When Becket arrives in Nickel City, Montana, he has about a year left to live. And wouldn’t you know it? He finally meets his mate, Vivian. Being with her feels like home, but Becket feels like he can’t put Vivian through the pain of falling for him (he is a unicorn, after all) only to die on her in the near future. Especially since Vivian is a recent widow with two young children who is just coming out of her grief after her first husband’s death. This is a real conundrum, especially within the rules of romance novels, where, in the minds of readers, happily ever after means FOREVER. (Obviously, St. Vincent will never, ever die. He’s currently 200 years old and just as hot as ever and still in love with Evie.) Is love worth it if you know the relationship will end? Does it make a difference if the relationship will end in the next year or in the next century?

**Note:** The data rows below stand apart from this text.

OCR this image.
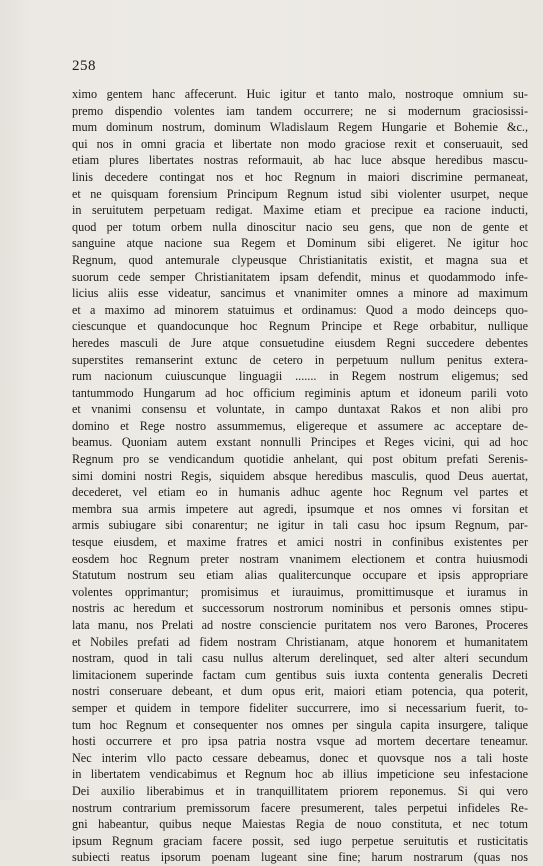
258
ximo gentem hanc affecerunt. Huic igitur et tanto malo, nostroque omnium su-
premo dispendio volentes iam tandem occurrere; ne si modernum graciosissi-
mum dominum nostrum, dominum Wladislaum Regem Hungarie et Bohemie &c.,
qui nos in omni gracia et libertate non modo graciose rexit et conseruauit, sed
etiam plures libertates nostras reformauit, ab hac luce absque heredibus mascu-
linis decedere contingat nos et hoc Regnum in maiori discrimine permaneat,
et ne quisquam forensium Principum Regnum istud sibi violenter usurpet, neque
in seruitutem perpetuam redigat. Maxime etiam et precipue ea racione inducti,
quod per totum orbem nulla dinoscitur nacio seu gens, que non de gente et
sanguine atque nacione sua Regem et Dominum sibi eligeret. Ne igitur hoc
Regnum, quod antemurale clypeusque Christianitatis existit, et magna sua et
suorum cede semper Christianitatem ipsam defendit, minus et quodammodo infe-
licius aliis esse videatur, sancimus et vnanimiter omnes a minore ad maximum
et a maximo ad minorem statuimus et ordinamus: Quod a modo deinceps quo-
ciescunque et quandocunque hoc Regnum Principe et Rege orbabitur, nullique
heredes masculi de Jure atque consuetudine eiusdem Regni succedere debentes
superstites remanserint extunc de cetero in perpetuum nullum penitus extera-
rum nacionum cuiuscunque linguagii ....... in Regem nostrum eligemus; sed
tantummodo Hungarum ad hoc officium regiminis aptum et idoneum parili voto
et vnanimi consensu et voluntate, in campo duntaxat Rakos et non alibi pro
domino et Rege nostro assummemus, eligereque et assumere ac acceptare de-
beamus. Quoniam autem exstant nonnulli Principes et Reges vicini, qui ad hoc
Regnum pro se vendicandum quotidie anhelant, qui post obitum prefati Serenis-
simi domini nostri Regis, siquidem absque heredibus masculis, quod Deus auertat,
decederet, vel etiam eo in humanis adhuc agente hoc Regnum vel partes et
membra sua armis impetere aut agredi, ipsumque et nos omnes vi forsitan et
armis subiugare sibi conarentur; ne igitur in tali casu hoc ipsum Regnum, par-
tesque eiusdem, et maxime fratres et amici nostri in confinibus existentes per
eosdem hoc Regnum preter nostram vnanimem electionem et contra huiusmodi
Statutum nostrum seu etiam alias qualitercunque occupare et ipsis appropriare
volentes opprimantur; promisimus et iurauimus, promittimusque et iuramus in
nostris ac heredum et successorum nostrorum nominibus et personis omnes stipu-
lata manu, nos Prelati ad nostre consciencie puritatem nos vero Barones, Proceres
et Nobiles prefati ad fidem nostram Christianam, atque honorem et humanitatem
nostram, quod in tali casu nullus alterum derelinquet, sed alter alteri secundum
limitacionem superinde factam cum gentibus suis iuxta contenta generalis Decreti
nostri conseruare debeant, et dum opus erit, maiori etiam potencia, qua poterit,
semper et quidem in tempore fideliter succurrere, imo si necessarium fuerit, to-
tum hoc Regnum et consequenter nos omnes per singula capita insurgere, talique
hosti occurrere et pro ipsa patria nostra vsque ad mortem decertare teneamur.
Nec interim vllo pacto cessare debeamus, donec et quovsque nos a tali hoste
in libertatem vendicabimus et Regnum hoc ab illius impeticione seu infestacione
Dei auxilio liberabimus et in tranquillitatem priorem reponemus. Si qui vero
nostrum contrarium premissorum facere presumerent, tales perpetui infideles Re-
gni habeantur, quibus neque Maiestas Regia de nouo constituta, et nec totum
ipsum Regnum graciam facere possit, sed iugo perpetue seruitutis et rusticitatis
subiecti reatus ipsorum poenam lugeant sine fine; harum nostrarum (quas nos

I’ll come back to the central conflict, but first, I do want to talk about the heroine and how this book fits into the Daycare for Shifters series.

So Vivian. Vivian is struggling, because she has a 9-month-old and a 4-year-old and works full-time and is single parenting. But she’s like, normal-people level of struggling: there are dirty dishes in the sink, and she can’t find time to make it to the bank to get some forms notarized, and her dining room table is covered in stuff. She’s an awesome parent and is hyper-competent at her job. At first, I thought this was a case of uneven characterization—the first time we meet her, she’s trying to get her kids out the door in the morning and it’s one damn thing after the next, but then the hyper-competence gets turned on—but actually, this is just real life. Oh, except for her 4-year-old is a kirin (a lucky Chinese dragon-unicorn), and Vivian is decidedly not.

Image by Jill Johansen

Sidenote: Vivian’s first husband neglected to mention that he was a kirin-shifter until after the birth of their first child. CAN YOU EVEN IMAGINE? I would be so mad if I pushed out a baby and my partner was like, “Oh hey, by the way, our kid might be able to turn into a dragon-unicorn and have magic powers.” 

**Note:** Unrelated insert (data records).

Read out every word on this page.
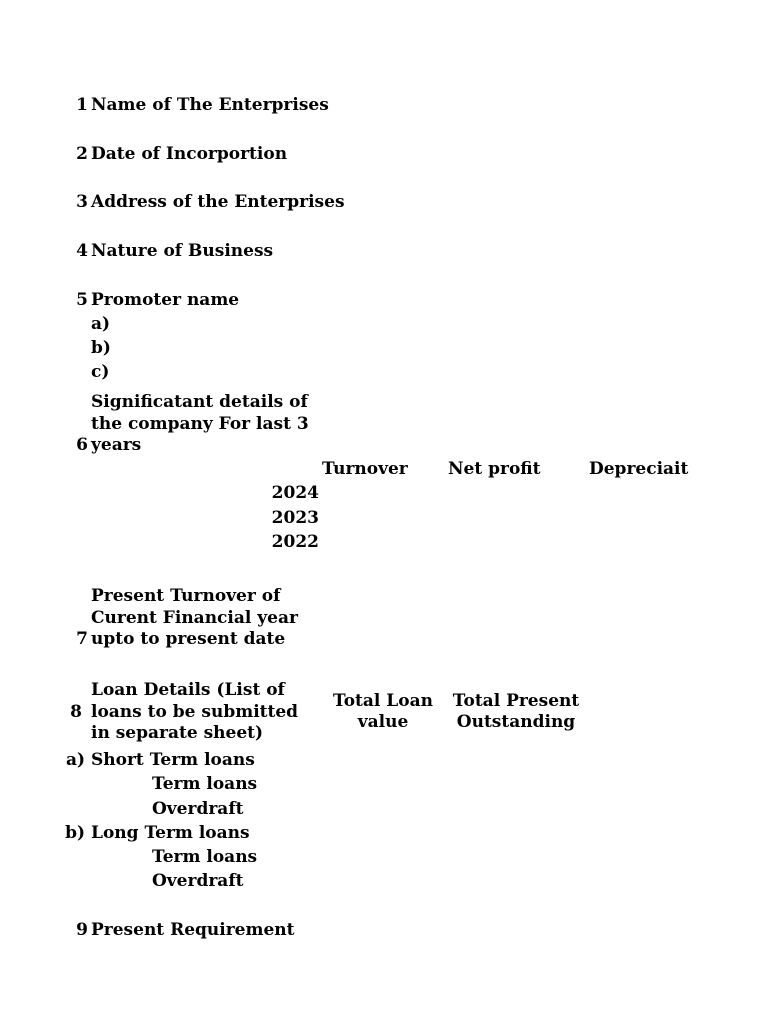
1 Name of The Enterprises
2 Date of Incorportion
3 Address of the Enterprises
4 Nature of Business
5 Promoter name
a)
b)
c)
Significatant details of
the company For last 3
6 years
Turnover Net profit	Depreciait
2024
2023
2022
Present Turnover of
Curent Financial year
7 upto to present date
Loan Details (List of
8 loans to be submitted
in separate sheet)
Total Loan
value
Total Present
Outstanding
a) Short Term loans
Term loans
Overdraft
b) Long Term loans
Term loans
Overdraft
9 Present Requirement
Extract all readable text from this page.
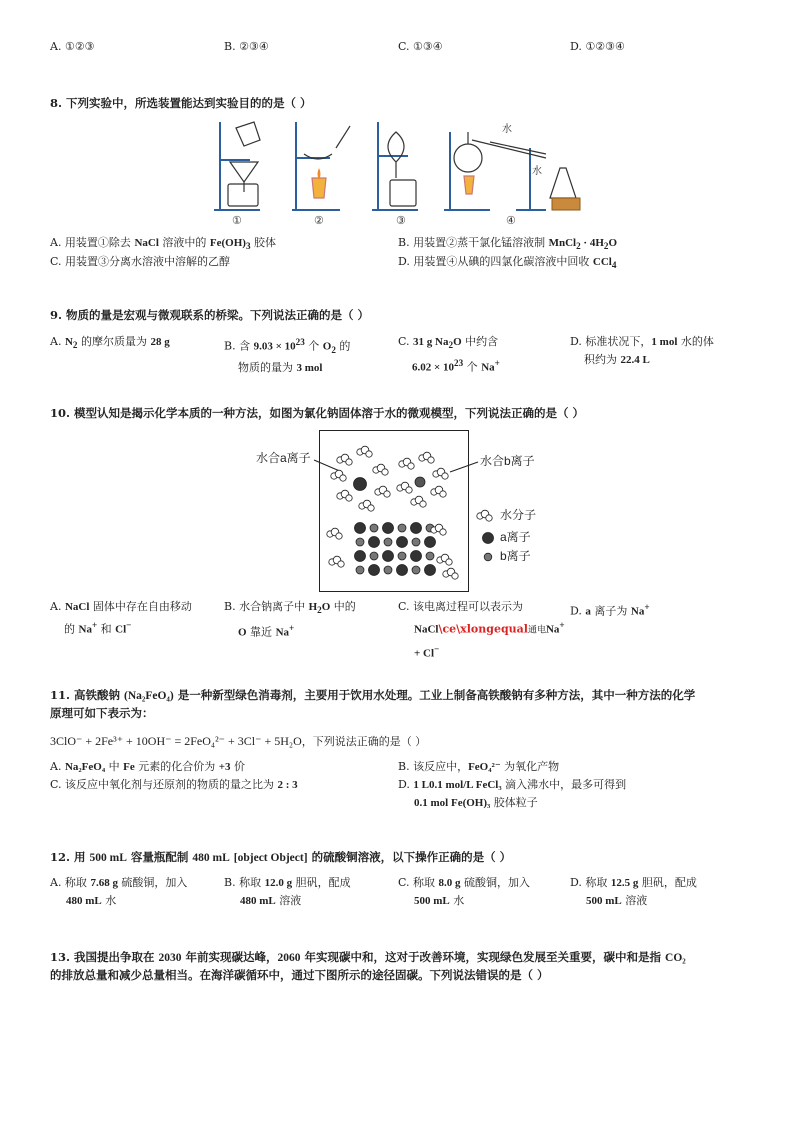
A. ①②③	B. ②③④	C. ①③④	D. ①②③④
8. 下列实验中，所选装置能达到实验目的的是（ ）
水
水
①	②	③	④
A. 用装置①除去 NaCl 溶液中的 $Fe(OH)_3$ 胶体	B. 用装置②蒸干氯化锰溶液制 MnCl$_2$ · $4H_2O$
C. 用装置③分离水溶液中溶解的乙醇	D. 用装置④从碘的四氯化碳溶液中回收 CCl$_4$
9. 物质的量是宏观与微观联系的桥梁。下列说法正确的是（ ）
A. $N_2$ 的摩尔质量为 28 g	B. 含 $9.03 \times 10^{23}$ 个 $O_2$ 的
物质的量为 3 mol
C. 31 g $Na_2O$ 中约含
$6.02 \times 10^{23}$ 个 Na+
D. 标准状况下，1 mol 水的体
积约为 22.4 L
10. 模型认知是揭示化学本质的一种方法，如图为氯化钠固体溶于水的微观模型，下列说法正确的是（ ）
水合a离子	水合b离子
水分子
a离子
b离子
A. NaCl 固体中存在自由移动
的 Na+ 和 Cl−
B. 水合钠离子中 $H_2O$ 中的
O 靠近 Na+
C. 该电离过程可以表示为
NaCl\ce\xlongequal通电Na+
+ Cl−
D. a 离子为 Na+
11. 高铁酸钠 (Na₂FeO₄) 是一种新型绿色消毒剂，主要用于饮用水处理。工业上制备高铁酸钠有多种方法，其中一种方法的化学
原理可如下表示为：
3ClO⁻ + 2Fe³⁺ + 10OH⁻ = 2FeO₄²⁻ + 3Cl⁻ + 5H₂O，下列说法正确的是（ ）
A. Na₂FeO₄ 中 Fe 元素的化合价为 +3 价	B. 该反应中，FeO₄²⁻ 为氧化产物
C. 该反应中氧化剂与还原剂的物质的量之比为 2 : 3	D. 1 L0.1 mol/L FeCl₃ 滴入沸水中，最多可得到
0.1 mol Fe(OH)₃ 胶体粒子
12. 用 500 mL 容量瓶配制 480 mL [object Object] 的硫酸铜溶液，以下操作正确的是（ ）
A. 称取 7.68 g 硫酸铜，加入
480 mL 水
B. 称取 12.0 g 胆矾，配成
480 mL 溶液
C. 称取 8.0 g 硫酸铜，加入
500 mL 水
D. 称取 12.5 g 胆矾，配成
500 mL 溶液
13. 我国提出争取在 2030 年前实现碳达峰，2060 年实现碳中和，这对于改善环境，实现绿色发展至关重要，碳中和是指 CO₂
的排放总量和减少总量相当。在海洋碳循环中，通过下图所示的途径固碳。下列说法错误的是（ ）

The point I’m making is that I liked Vivian’s characterization. I thought she was relatable in her vulnerability while also being strong.

In terms of this book as part of the larger series, Unicorn’s Instinct felt very different from Dragon’s Instinct (I did not read the first book, Wolf’s Instinct, but Ingrid reports that it was very similar to book 2). We spend very little time in the daycare, and so the multi-story arc about the woman who is trying to shut down the daycare doesn’t move forward here. Both books are playing around with the ideas of instinct and fate and how they relate to romantic love, but this book tugged on the heartstrings more. Because Unicorn’s Instinct doesn’t really advance the larger plot, it works just fine as a standalone. 

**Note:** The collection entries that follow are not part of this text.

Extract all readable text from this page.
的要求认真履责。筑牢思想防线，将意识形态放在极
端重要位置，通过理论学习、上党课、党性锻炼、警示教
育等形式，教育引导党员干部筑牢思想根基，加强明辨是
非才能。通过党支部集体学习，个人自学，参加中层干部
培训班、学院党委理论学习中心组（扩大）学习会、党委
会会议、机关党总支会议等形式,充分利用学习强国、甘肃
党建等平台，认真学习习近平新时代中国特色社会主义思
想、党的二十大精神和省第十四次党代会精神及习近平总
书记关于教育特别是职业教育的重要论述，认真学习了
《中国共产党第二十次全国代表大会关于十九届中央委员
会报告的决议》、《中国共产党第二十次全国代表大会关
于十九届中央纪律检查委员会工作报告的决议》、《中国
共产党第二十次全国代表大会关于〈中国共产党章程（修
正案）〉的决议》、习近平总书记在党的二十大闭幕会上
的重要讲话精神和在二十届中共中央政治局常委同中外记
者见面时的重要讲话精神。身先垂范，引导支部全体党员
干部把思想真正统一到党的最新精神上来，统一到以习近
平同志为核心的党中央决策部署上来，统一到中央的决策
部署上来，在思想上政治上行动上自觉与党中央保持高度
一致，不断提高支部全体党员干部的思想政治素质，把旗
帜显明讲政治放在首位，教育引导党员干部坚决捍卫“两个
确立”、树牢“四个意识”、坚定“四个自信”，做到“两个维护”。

Back to the central conflict: Vivian and Becket dance around each other a little bit, but they come together pretty quickly (with the help of the unicorn in Becket’s head and a golden retriever puppy). The conflict becomes whether or not they let themselves go all in, knowing that an immense hurt is coming for Vivian and her kids. Becket gets some extra angst, because every time he heals someone, he sees his death move closer—and now, it’s not just a decision between his life and the other person’s, but rather a choice between another moment with love and saving someone else.

I won’t spoil the ending, but I thought it was handled well, and did not contradict the rules set up within the story.

I voluntarily read and reviewed a complimentary copy of this book. All thoughts and opinions are my own. We disclose this in accordance with 16 CFR §255.